京都民医連第二中央病院広報誌 2006年10月発行 vol. 7

「蓮華寺の秋・翡翠」 Gorou Ishikawa

日本国憲法と教育基本法

京都民医連第二中央病院
院長 門 祐輔

 あらためて日本国憲法、教育基本法を読んでみた。憲法第九条は「…国権の発動たる戦争…永久にこれを放棄する。…陸海空軍その他の戦力は、これを保持しない」。教育基本法の前文は「われらは、さきに、日本国憲法を確定し、民主的で文化的な国家を建設して、世界の平和と人類の福祉に貢献しようとする決意を示した。この理想の実現は、根本において教育の力にまつべきものである」で始まる。

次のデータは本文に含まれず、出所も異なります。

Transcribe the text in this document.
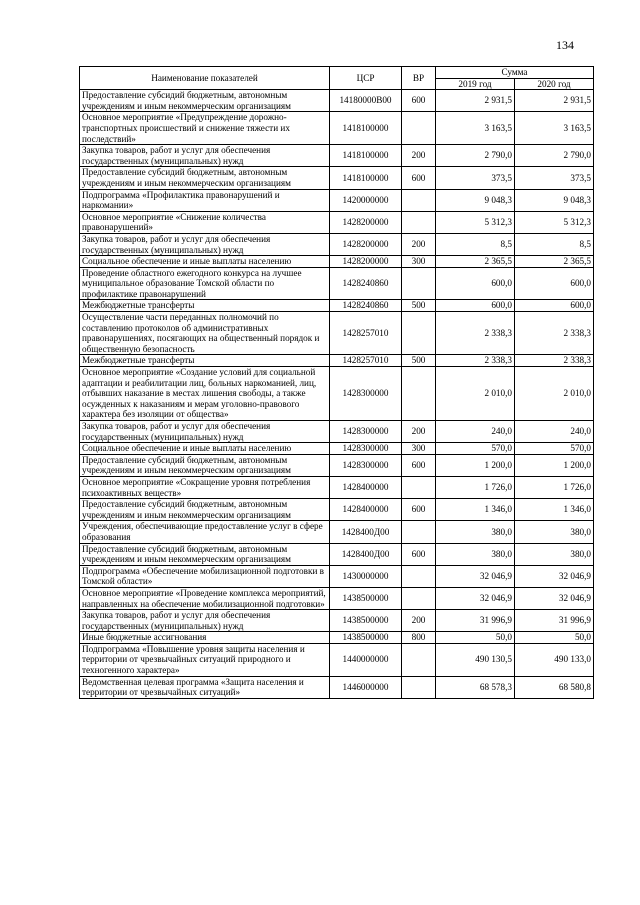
134
Наименование показателей	ЦСР	ВР	Сумма	
			2019 год	2020 год
Предоставление субсидий бюджетным, автономным учреждениям и иным некоммерческим организациям	14180000В00	600	2 931,5	2 931,5
Основное мероприятие «Предупреждение дорожно-транспортных происшествий и снижение тяжести их последствий»	1418100000		3 163,5	3 163,5
Закупка товаров, работ и услуг для обеспечения государственных (муниципальных) нужд	1418100000	200	2 790,0	2 790,0
Предоставление субсидий бюджетным, автономным учреждениям и иным некоммерческим организациям	1418100000	600	373,5	373,5
Подпрограмма «Профилактика правонарушений и наркомании»	1420000000		9 048,3	9 048,3
Основное мероприятие «Снижение количества правонарушений»	1428200000		5 312,3	5 312,3
Закупка товаров, работ и услуг для обеспечения государственных (муниципальных) нужд	1428200000	200	8,5	8,5
Социальное обеспечение и иные выплаты населению	1428200000	300	2 365,5	2 365,5
Проведение областного ежегодного конкурса на лучшее муниципальное образование Томской области по профилактике правонарушений	1428240860		600,0	600,0
Межбюджетные трансферты	1428240860	500	600,0	600,0
Осуществление части переданных полномочий по составлению протоколов об административных правонарушениях, посягающих на общественный порядок и общественную безопасность	1428257010		2 338,3	2 338,3
Межбюджетные трансферты	1428257010	500	2 338,3	2 338,3
Основное мероприятие «Создание условий для социальной адаптации и реабилитации лиц, больных наркоманией, лиц, отбывших наказание в местах лишения свободы, а также осужденных к наказаниям и мерам уголовно-правового характера без изоляции от общества»	1428300000		2 010,0	2 010,0
Закупка товаров, работ и услуг для обеспечения государственных (муниципальных) нужд	1428300000	200	240,0	240,0
Социальное обеспечение и иные выплаты населению	1428300000	300	570,0	570,0
Предоставление субсидий бюджетным, автономным учреждениям и иным некоммерческим организациям	1428300000	600	1 200,0	1 200,0
Основное мероприятие «Сокращение уровня потребления психоактивных веществ»	1428400000		1 726,0	1 726,0
Предоставление субсидий бюджетным, автономным учреждениям и иным некоммерческим организациям	1428400000	600	1 346,0	1 346,0
Учреждения, обеспечивающие предоставление услуг в сфере образования	1428400Д00		380,0	380,0
Предоставление субсидий бюджетным, автономным учреждениям и иным некоммерческим организациям	1428400Д00	600	380,0	380,0
Подпрограмма «Обеспечение мобилизационной подготовки в Томской области»	1430000000		32 046,9	32 046,9
Основное мероприятие «Проведение комплекса мероприятий, направленных на обеспечение мобилизационной подготовки»	1438500000		32 046,9	32 046,9
Закупка товаров, работ и услуг для обеспечения государственных (муниципальных) нужд	1438500000	200	31 996,9	31 996,9
Иные бюджетные ассигнования	1438500000	800	50,0	50,0
Подпрограмма «Повышение уровня защиты населения и территории от чрезвычайных ситуаций природного и техногенного характера»	1440000000		490 130,5	490 133,0
Ведомственная целевая программа «Защита населения и территории от чрезвычайных ситуаций»	1446000000		68 578,3	68 580,8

 安倍首相の総裁選挙での公約の第一は、まず教育基本法を変えて、憲法九条も変えるというものであった。日本を戦争のできる「普通の国」にする、そのためのひとづくりに、今の教育基本法はふさわしくない、という考えである。その道が、アメリカと一心同体になって戦争政策をすすめ、日本にテロを呼び寄せ、平和教育を避けた「エリート育成」に偏重した教育を行い、格差をさらに拡大する亡国の道であることはちょっと考えてみれば明らかだ。

 憲法第二十五条「すべて国民は、健康で文化的な最低限度の生活を営む権利を有する。国はすべての生活部面について、社会福祉、社会保障及び公衆衛生の向上及び増進に努めなければならない」。しかし高齢化、社会保障費の増加に備えて導入されたはずの消費税175兆円は、ほとんどが法人税(主に大企業)の減税に使われてきた。財源がないという理由で医療・介護保険の保険料の引き上げ、窓口負担の増加、利用の制限が行われている。

 OECDの調査によれば、日本の貧困率は先進国の中ではアメリカに次いで世界第二位である。「再チャレンジ」なんて夢のまた夢、固定した格差がさらに拡大する状況を突っ走っている。

 今必要なのは憲法や教育基本法を変えることではない。この理念を守り、テロや戦争を起こさない、社会保障を守る道であるとつくづく感じる。